Preliminary injunction in Germany because of the accusation of patent infringement can only be considered if the allegedly infringed patent has already been confirmed in the first instance as protectable and valid in its property right: a direction-changing decision of the OLG Munich on reasons for a preliminary injunction in Germany- to the disadvantage of the patent owner.
This is an important landmark decision by the Munich Higher Regional Court (OLG Munich), which changes its previous case law on the justification of an preliminary injunction.
A temporary injunction due to an alleged patent infringement can only be considered if the allegedly infringed patent has already survived first instance opposition or nullity proceedings and thus its protectability has been proven. For both the question of the patent infringement and the validity of the right of disposal must be clearly in favour of the applicant, the OLG Munich ruled in its important judgement “Leiterklemme” on reasons for a preliminary injunction in Germany as a leading decision.

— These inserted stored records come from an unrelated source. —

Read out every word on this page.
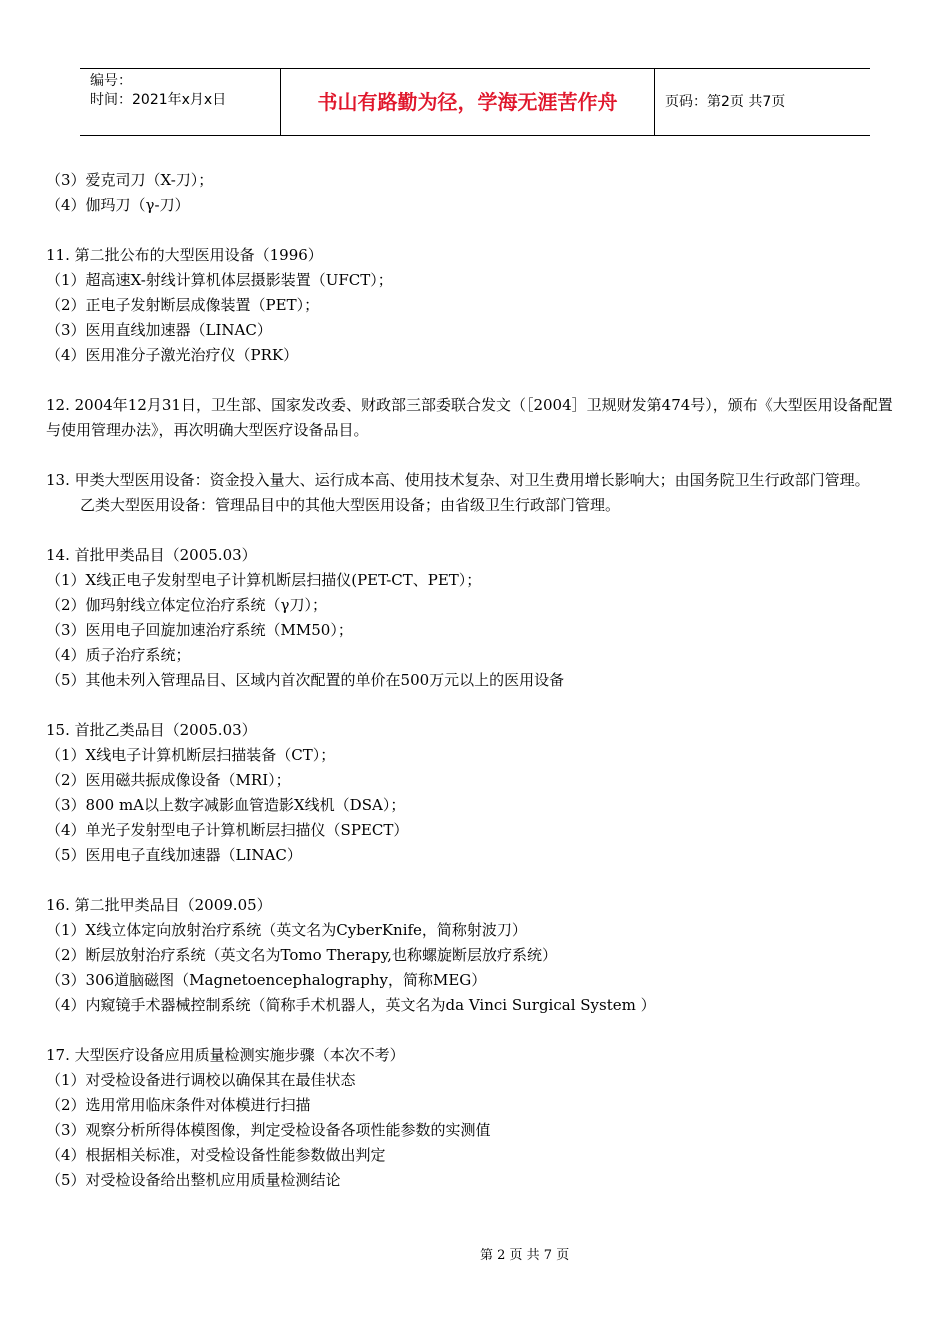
编号：
时间：2021年x月x日	书山有路勤为径，学海无涯苦作舟	页码：第2页 共7页

（3）爱克司刀（X-刀）；

（4）伽玛刀（γ-刀）

11. 第二批公布的大型医用设备（1996）

（1）超高速X-射线计算机体层摄影装置（UFCT）；

（2）正电子发射断层成像装置（PET）；

（3）医用直线加速器（LINAC）

（4）医用准分子激光治疗仪（PRK）

12. 2004年12月31日，卫生部、国家发改委、财政部三部委联合发文（［2004］卫规财发第474号），颁布《大型医用设备配置与使用管理办法》，再次明确大型医疗设备品目。

13. 甲类大型医用设备：资金投入量大、运行成本高、使用技术复杂、对卫生费用增长影响大；由国务院卫生行政部门管理。

乙类大型医用设备：管理品目中的其他大型医用设备；由省级卫生行政部门管理。

14. 首批甲类品目（2005.03）

（1）X线正电子发射型电子计算机断层扫描仪(PET-CT、PET）；

（2）伽玛射线立体定位治疗系统（γ刀）；

（3）医用电子回旋加速治疗系统（MM50）；

（4）质子治疗系统；

（5）其他未列入管理品目、区域内首次配置的单价在500万元以上的医用设备

15. 首批乙类品目（2005.03）

（1）X线电子计算机断层扫描装备（CT）；

（2）医用磁共振成像设备（MRI）；

（3）800 mA以上数字减影血管造影X线机（DSA）；

（4）单光子发射型电子计算机断层扫描仪（SPECT）

（5）医用电子直线加速器（LINAC）

16. 第二批甲类品目（2009.05）

（1）X线立体定向放射治疗系统（英文名为CyberKnife，简称射波刀）

（2）断层放射治疗系统（英文名为Tomo Therapy,也称螺旋断层放疗系统）

（3）306道脑磁图（Magnetoencephalography，简称MEG）

（4）内窥镜手术器械控制系统（简称手术机器人，英文名为da Vinci Surgical System ）

17. 大型医疗设备应用质量检测实施步骤（本次不考）

（1）对受检设备进行调校以确保其在最佳状态

（2）选用常用临床条件对体模进行扫描

（3）观察分析所得体模图像，判定受检设备各项性能参数的实测值

（4）根据相关标准，对受检设备性能参数做出判定

（5）对受检设备给出整机应用质量检测结论

第 2 页 共 7 页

The applicant is the registered proprietor of European Patent EP 3159974 B1 “Electrical connection terminal”, in the present case the patent at issue “Leiterklemme”. The defendant sells connectors for the detachable connection of an electrical conductor to a printed circuit board in Germany. The applicant considered this to be an infringement of her injunction patent.
However, only 5 days after the grant of the patent in dispute, the plaintiff applied for injunctive relief and a preliminary injunction against the defendant for alleged patent infringement of her own patent of injunction.
The subsequent oral hearing on the application for a preliminary injunction before the Munich Regional Court of First Instance also took place very quickly, only 10 days after the application was filed. The respondent filed an appeal against the subsequent judgment, claiming that the Regional Court had wrongly affirmed a claim for an injunction.
Oral hearing on the issue of a temporary injunction
The OLG Munich first of all confirmed in its decision “Leiterklemme” that an application for a preliminary injunction based on a patent or utility model is usually to be heard orally. However, the respondent must be given sufficient opportunity to comment on the question of infringement and on the validity of the law, 10 days is too short for this, the OLG Munich ruled in its first guiding principle.
The appointment of a date for oral proceedings ten days after receipt of the application for a disposition, especially in the case of a “hot off the press” patent for a disposition, infringes the defendant’s right to be heard. However, the court added that this would not be sanctioned, since the respondent had had sufficient opportunity to deal with the question of infringement and the property right situation and to present her case until the hearing in the second instance. The violation of the defendant’s right to be heard at first instance was cured by the subsequent proceedings.
Injunctive relief : Yes – preliminary injunction: No
If the procedure at first instance does not meet the requirements for a legal hearing, and if the defendant has had sufficient opportunity to deal with the question of infringement and the property right situation and to present his case up to the hearing in the second instance, the Munich Higher Regional Court therefore decided on the second guiding principle.
The OLG Munich thus confirmed the first-instance judgement (which affirmed the application for an interim injunction) to the extent that it established a right to injunctive relief. However, the preliminary injunction had to be lifted because there was no reason for a preliminary injunction, the OLG Munich ruled.
Only for patent confirmed as legally valid in the first instance
The court expressly emphasized that the proceedings for interim relief and preliminary injunction under the ZPO are not designed to assess the protectability of a technical property right with sufficient certainty against the background of a complex state of the art using the means available to the infringement court in civil procedure law.
The OLG Munich has therefore ruled that a temporary injunction based on a patent or a utility model can only be issued if both the question of patent infringement and the validity of the right of disposal can be clearly affirmed in favour of the applicant. To put it briefly, this means that a decision confirming the protectability of the patent at issue in opposition/appeal proceedings before the European Patent Office (EPO) or the Federal Patent Court (BPatG) in nullity proceedings must already be available.
Without first instance decision: only in special circumstances
In a fourth guiding principle, the Court of First Instance stated that the issuing of a temporary injunction without a decision at first instance in the status quo proceedings could only be considered in special – and in this case not present – cases. The special circumstances are present:
- if the respondent was already involved in the grant procedure with his own objections, this was, as it were, already conducted as a two-sided procedure, i.e. the objections raised were also examined on the merits,
- if the right of disposal is generally regarded as protectable,
- if the objections against the legal status of the right of disposal prove to be unfounded even on summary examination, or
- if, in exceptional circumstances, e.g. due to the market situation, it is unreasonable for the applicant to await the outcome of the opposition or invalidity proceedings
The OLG Düsseldorf (Judgement of December 14, 2017 – 2 U 18/17) and OLG Karlsruhe (GRUR-RR 2015, 509) have already ruled in a similar manner, and the OLG Munich concurs with this case law. In addition, the Federal Court of Justice (BGH) has ruled in a widely noticed decision that a temporary suspension of enforcement can only be considered if an appeal appears promising. The OLG Munich explicitly abandons its previous case law on preliminary injunctions with its landmark decision “Leiterklemme”.
Ultimately, this shifts the case law to the disadvantage of the patentee who wants to put a stop to a patent infringement with a preliminary injunction. However, the alleged protectability of the patent of injunction often proved to be incorrect in retrospect, which then meant that a preliminary injunction was issued unjustifiably and wrongly – with considerable economic damage for the defendant. The new case law aims to do justice to this.